Cloud on cash earned by felling ‘shade trees’
A senior leader of the Cha Bagan Trinamul Congress Mazdoor Union, the tea trade union of the party, has written to the district magistrates of three major tea producing districts of Bengal — Darjeeling, Jalpaiguri and Alipurduar — saying that a section of tea companies are selling shade trees and not utilising the proceeds for welfare of tea workers and their families like they should.
Trees are planted intermittently to provide shade to tea bushes. “The shade trees save bushes from the scorching sun and help retain the quality of tea leaves,” said a tea expert.
If any shade tree dries up or weakens, it is chopped off and a new sapling is planted.
“To cut a tree, they have to obtain permission from the state forest department,” the expert added.
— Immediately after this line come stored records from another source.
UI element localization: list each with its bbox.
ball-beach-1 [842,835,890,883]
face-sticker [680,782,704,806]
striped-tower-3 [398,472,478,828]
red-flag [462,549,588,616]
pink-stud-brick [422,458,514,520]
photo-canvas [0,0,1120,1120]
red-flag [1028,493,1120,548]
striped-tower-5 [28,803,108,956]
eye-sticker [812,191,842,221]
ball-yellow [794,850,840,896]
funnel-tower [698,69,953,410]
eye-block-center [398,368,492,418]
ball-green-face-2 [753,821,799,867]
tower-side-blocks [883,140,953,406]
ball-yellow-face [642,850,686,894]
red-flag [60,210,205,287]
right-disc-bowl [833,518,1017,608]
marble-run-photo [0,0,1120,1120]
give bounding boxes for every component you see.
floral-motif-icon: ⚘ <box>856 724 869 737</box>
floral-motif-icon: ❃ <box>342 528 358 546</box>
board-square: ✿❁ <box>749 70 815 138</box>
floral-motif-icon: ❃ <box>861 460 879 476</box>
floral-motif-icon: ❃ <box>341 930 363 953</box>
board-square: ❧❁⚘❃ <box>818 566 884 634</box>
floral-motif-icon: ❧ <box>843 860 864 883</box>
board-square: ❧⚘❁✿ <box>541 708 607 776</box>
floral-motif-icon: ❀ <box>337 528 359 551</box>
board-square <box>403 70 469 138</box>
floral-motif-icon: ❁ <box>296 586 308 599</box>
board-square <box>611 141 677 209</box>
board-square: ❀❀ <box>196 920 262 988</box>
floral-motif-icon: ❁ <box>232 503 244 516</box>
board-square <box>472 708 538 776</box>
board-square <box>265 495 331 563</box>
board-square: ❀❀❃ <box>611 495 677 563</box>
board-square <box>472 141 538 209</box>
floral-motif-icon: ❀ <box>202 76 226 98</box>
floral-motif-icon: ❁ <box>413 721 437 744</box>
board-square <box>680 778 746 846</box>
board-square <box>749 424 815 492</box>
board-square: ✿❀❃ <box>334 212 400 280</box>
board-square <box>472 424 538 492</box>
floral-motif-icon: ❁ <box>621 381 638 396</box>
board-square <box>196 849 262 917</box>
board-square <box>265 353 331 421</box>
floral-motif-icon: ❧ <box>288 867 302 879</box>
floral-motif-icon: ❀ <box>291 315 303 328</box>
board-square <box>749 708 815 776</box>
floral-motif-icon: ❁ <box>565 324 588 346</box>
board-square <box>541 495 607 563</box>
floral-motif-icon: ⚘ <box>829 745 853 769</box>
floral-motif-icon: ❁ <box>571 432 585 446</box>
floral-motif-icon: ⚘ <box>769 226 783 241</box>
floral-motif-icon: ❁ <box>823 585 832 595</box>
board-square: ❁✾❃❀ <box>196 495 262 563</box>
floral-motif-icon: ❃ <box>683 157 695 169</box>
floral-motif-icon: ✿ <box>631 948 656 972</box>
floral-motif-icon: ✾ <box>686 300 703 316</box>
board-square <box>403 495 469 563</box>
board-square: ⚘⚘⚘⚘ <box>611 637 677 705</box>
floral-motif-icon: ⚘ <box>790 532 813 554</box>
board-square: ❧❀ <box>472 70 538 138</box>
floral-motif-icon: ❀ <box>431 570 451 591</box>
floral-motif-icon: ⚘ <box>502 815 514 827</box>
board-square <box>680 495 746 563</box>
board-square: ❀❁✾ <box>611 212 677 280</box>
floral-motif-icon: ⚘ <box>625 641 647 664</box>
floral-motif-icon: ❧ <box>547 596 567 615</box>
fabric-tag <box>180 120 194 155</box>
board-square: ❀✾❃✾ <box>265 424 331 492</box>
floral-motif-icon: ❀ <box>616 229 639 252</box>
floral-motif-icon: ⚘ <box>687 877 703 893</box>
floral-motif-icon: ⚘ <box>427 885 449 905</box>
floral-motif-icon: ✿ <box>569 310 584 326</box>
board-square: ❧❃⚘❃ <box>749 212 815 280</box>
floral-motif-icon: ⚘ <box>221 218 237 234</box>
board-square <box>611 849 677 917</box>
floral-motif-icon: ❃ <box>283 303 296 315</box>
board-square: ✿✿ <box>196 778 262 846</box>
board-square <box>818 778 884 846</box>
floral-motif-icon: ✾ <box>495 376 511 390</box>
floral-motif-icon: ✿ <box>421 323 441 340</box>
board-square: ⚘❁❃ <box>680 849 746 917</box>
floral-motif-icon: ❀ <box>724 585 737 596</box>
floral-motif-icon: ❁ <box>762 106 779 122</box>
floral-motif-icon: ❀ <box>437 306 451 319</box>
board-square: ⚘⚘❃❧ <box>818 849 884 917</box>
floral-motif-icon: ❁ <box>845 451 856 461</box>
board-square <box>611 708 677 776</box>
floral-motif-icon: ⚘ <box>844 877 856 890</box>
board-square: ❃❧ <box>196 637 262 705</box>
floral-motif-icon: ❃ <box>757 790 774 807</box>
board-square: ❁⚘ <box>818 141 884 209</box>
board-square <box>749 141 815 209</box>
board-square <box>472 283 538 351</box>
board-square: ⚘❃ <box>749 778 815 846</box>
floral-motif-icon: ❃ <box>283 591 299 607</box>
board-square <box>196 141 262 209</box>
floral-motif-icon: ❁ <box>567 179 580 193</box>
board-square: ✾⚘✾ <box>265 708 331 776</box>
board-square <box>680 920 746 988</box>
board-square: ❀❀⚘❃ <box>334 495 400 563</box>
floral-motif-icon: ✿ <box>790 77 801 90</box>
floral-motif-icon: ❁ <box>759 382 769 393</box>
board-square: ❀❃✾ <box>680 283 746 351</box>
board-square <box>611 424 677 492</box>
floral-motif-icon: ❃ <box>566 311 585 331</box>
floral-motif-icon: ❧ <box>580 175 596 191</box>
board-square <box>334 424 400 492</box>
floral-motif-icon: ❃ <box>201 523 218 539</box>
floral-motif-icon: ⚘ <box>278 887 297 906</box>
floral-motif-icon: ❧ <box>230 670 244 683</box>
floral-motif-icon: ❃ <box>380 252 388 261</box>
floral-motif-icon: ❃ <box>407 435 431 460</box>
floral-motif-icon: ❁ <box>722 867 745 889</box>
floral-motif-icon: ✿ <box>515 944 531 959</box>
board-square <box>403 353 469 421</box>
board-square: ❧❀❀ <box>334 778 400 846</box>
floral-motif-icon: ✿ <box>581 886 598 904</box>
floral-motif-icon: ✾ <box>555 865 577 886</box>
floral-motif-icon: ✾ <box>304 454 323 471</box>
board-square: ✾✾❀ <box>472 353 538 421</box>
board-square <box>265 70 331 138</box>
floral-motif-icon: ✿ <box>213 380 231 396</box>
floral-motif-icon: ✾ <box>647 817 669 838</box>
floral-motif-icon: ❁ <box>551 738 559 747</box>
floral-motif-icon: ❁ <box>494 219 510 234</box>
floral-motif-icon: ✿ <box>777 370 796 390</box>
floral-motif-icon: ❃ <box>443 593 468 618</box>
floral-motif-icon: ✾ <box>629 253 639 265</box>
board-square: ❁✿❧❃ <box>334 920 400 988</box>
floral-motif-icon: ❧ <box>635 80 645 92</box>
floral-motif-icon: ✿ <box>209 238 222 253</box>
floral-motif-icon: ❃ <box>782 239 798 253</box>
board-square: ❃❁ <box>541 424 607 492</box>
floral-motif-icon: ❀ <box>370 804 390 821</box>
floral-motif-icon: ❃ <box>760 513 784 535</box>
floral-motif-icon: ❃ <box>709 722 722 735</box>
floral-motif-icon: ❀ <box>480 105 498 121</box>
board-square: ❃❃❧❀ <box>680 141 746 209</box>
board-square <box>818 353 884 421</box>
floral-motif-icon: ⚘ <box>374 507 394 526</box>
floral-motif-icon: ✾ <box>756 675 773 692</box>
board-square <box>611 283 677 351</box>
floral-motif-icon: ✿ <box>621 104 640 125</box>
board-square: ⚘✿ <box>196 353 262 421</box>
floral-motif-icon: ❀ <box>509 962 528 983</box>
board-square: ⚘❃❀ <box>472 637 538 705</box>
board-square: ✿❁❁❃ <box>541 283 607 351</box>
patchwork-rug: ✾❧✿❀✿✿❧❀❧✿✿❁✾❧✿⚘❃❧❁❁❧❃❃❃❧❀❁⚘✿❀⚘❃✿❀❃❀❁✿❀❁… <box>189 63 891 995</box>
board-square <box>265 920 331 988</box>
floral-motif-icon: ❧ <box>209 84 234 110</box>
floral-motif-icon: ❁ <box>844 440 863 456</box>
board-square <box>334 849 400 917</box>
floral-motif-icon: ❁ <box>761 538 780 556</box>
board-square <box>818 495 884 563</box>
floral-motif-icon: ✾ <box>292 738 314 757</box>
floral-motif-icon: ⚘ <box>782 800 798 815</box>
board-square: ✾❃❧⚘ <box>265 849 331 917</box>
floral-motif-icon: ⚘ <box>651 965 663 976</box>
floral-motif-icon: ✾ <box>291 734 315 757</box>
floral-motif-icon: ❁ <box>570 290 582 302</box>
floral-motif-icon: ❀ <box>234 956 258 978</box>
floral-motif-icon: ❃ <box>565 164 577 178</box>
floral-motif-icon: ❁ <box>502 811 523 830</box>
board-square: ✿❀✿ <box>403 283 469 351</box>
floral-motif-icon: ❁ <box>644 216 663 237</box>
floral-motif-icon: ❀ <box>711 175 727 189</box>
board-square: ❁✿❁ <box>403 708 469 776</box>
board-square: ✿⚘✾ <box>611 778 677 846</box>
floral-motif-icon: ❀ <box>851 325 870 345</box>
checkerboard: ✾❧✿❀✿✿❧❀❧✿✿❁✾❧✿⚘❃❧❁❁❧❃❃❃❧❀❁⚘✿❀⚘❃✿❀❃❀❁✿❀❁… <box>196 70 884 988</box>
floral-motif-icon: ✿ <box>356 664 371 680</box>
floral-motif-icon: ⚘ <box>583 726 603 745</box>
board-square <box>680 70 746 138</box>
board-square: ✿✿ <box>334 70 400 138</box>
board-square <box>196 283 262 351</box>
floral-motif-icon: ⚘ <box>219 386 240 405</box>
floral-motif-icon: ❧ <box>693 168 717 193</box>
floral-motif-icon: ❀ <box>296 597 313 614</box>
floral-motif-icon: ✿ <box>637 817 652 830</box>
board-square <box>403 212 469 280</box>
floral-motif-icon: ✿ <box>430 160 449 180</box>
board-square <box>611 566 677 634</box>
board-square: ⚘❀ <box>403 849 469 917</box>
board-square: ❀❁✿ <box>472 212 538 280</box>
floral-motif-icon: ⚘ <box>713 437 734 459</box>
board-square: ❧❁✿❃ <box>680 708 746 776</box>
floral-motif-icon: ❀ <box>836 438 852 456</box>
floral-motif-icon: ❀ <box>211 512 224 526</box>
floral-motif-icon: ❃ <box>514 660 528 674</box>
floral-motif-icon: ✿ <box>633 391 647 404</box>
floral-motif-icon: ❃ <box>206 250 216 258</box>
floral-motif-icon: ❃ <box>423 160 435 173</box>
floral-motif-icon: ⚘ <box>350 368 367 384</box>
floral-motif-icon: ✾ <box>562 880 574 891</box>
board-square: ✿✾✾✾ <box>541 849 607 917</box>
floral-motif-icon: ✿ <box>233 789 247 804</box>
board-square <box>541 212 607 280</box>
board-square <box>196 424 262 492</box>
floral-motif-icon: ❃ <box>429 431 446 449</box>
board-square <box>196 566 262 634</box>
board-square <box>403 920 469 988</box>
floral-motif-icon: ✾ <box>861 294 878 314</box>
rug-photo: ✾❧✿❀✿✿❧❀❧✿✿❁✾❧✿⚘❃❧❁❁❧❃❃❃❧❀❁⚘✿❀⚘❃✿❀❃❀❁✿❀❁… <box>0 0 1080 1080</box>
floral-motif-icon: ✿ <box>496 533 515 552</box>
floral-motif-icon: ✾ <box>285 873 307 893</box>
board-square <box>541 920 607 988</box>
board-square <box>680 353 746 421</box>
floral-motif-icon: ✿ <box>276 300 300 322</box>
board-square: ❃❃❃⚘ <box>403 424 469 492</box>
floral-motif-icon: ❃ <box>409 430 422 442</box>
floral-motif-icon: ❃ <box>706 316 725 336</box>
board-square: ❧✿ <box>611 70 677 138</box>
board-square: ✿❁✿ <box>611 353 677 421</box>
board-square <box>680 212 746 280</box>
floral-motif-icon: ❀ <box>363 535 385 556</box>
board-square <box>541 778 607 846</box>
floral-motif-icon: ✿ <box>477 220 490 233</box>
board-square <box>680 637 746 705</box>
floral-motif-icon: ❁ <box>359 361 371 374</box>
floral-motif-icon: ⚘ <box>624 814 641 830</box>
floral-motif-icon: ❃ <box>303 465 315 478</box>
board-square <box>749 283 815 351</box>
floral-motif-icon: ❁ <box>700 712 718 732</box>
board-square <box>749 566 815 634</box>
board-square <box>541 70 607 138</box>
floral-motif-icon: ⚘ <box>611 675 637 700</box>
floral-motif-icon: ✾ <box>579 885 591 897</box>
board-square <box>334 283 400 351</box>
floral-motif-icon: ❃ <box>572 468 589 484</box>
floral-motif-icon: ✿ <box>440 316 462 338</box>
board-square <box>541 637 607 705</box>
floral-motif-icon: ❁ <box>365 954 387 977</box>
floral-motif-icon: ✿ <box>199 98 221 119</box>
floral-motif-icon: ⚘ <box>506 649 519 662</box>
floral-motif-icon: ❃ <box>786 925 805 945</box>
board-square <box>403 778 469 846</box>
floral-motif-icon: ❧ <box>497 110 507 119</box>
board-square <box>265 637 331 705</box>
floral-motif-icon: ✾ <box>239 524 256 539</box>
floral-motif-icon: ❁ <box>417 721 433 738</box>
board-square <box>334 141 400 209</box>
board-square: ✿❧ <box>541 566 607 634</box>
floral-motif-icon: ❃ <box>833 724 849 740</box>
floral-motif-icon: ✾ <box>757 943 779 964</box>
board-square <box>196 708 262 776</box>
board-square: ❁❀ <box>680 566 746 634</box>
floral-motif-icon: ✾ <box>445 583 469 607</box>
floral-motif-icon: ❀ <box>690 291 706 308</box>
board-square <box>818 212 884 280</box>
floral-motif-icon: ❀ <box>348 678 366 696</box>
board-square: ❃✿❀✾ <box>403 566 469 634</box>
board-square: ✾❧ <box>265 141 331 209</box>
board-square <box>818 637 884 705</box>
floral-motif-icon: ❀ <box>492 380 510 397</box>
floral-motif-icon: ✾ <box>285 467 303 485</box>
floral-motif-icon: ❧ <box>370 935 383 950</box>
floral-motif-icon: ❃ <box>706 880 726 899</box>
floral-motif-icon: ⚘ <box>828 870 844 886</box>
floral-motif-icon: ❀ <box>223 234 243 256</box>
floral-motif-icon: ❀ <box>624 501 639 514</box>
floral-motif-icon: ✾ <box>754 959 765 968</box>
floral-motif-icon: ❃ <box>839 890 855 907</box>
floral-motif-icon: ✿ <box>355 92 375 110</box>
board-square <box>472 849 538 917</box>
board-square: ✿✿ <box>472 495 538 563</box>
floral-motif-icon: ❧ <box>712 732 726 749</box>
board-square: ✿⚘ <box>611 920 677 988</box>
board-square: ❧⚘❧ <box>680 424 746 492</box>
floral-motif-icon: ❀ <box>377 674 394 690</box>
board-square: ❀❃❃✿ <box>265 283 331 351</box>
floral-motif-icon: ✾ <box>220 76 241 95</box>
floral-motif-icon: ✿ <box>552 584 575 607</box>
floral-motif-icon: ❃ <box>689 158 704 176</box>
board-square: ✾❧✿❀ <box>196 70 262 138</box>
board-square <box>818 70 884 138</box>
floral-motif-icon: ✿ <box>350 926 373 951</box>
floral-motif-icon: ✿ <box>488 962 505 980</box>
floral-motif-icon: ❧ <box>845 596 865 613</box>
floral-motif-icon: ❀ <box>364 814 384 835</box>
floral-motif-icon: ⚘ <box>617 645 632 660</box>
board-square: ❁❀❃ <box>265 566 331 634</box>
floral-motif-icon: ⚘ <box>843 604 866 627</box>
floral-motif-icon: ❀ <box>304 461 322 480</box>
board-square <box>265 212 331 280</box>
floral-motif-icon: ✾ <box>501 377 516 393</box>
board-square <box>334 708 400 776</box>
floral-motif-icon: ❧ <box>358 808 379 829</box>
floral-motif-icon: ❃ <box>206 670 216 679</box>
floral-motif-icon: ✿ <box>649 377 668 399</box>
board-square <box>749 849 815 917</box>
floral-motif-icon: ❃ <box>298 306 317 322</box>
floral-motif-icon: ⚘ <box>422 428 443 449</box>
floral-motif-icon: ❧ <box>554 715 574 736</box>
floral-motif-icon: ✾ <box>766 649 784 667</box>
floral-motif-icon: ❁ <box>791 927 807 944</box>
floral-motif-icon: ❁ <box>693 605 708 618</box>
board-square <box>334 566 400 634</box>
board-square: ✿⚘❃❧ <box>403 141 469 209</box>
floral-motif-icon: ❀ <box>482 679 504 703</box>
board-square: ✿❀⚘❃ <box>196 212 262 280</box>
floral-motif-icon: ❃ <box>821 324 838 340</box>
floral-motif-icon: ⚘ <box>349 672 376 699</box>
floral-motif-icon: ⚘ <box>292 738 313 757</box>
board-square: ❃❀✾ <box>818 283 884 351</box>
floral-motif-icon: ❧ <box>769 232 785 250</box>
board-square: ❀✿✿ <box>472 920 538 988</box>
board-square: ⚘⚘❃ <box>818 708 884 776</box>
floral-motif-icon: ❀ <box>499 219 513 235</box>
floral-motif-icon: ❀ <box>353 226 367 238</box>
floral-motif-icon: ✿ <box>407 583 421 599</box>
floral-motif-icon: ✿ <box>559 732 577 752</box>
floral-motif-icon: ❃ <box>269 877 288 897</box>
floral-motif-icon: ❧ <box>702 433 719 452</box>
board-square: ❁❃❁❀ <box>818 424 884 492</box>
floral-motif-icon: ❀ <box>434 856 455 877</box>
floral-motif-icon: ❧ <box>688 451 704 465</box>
This is where Prabhat Mukherjee, president of Cha Bagan Trinamul Congress Mazdoor Union, who has sent the letters to the district magistrates, have accused a section of tea estates. “While obtaining permission, tea companies confirm that the sale proceeds of the shade trees will be used for the welfare of the tea workers and their families. But in a number of gardens, even 10 per cent of the proceeds are not used for workers,” said Mukherjee.
The proceeds, he said, should be used for construction and repairing of workers’ quarters, clearing their old dues, among others. But according to Mukherjee, workers do not have any inkling as to how much money has been earned by selling the timber.
“We have found that workers in some of the estates are disgruntled because of such practice of the management. That is why we sought an intervention from the district magistrates. They should evolve a mechanism to confirm total transparency,” the senior trade union leader said.
Representatives of tea planters’ associations differed.
“The guidelines of the state government are strictly followed while felling the shade trees. Tea estates need to show utilisation certificates of the money earned by selling trees to the state forest department to obtain permit to transport the timber,” said Sanjay Bagchi, secretary, the Dooars branch of the Indian Tea Association.
A senior manager at a tea estate in the Dooars said the fund is used for various purposes, ranging from construction and repair of roads, bridges and crèche to purchase of materials for sports. “Such spends also come under workers’ welfare,” he said.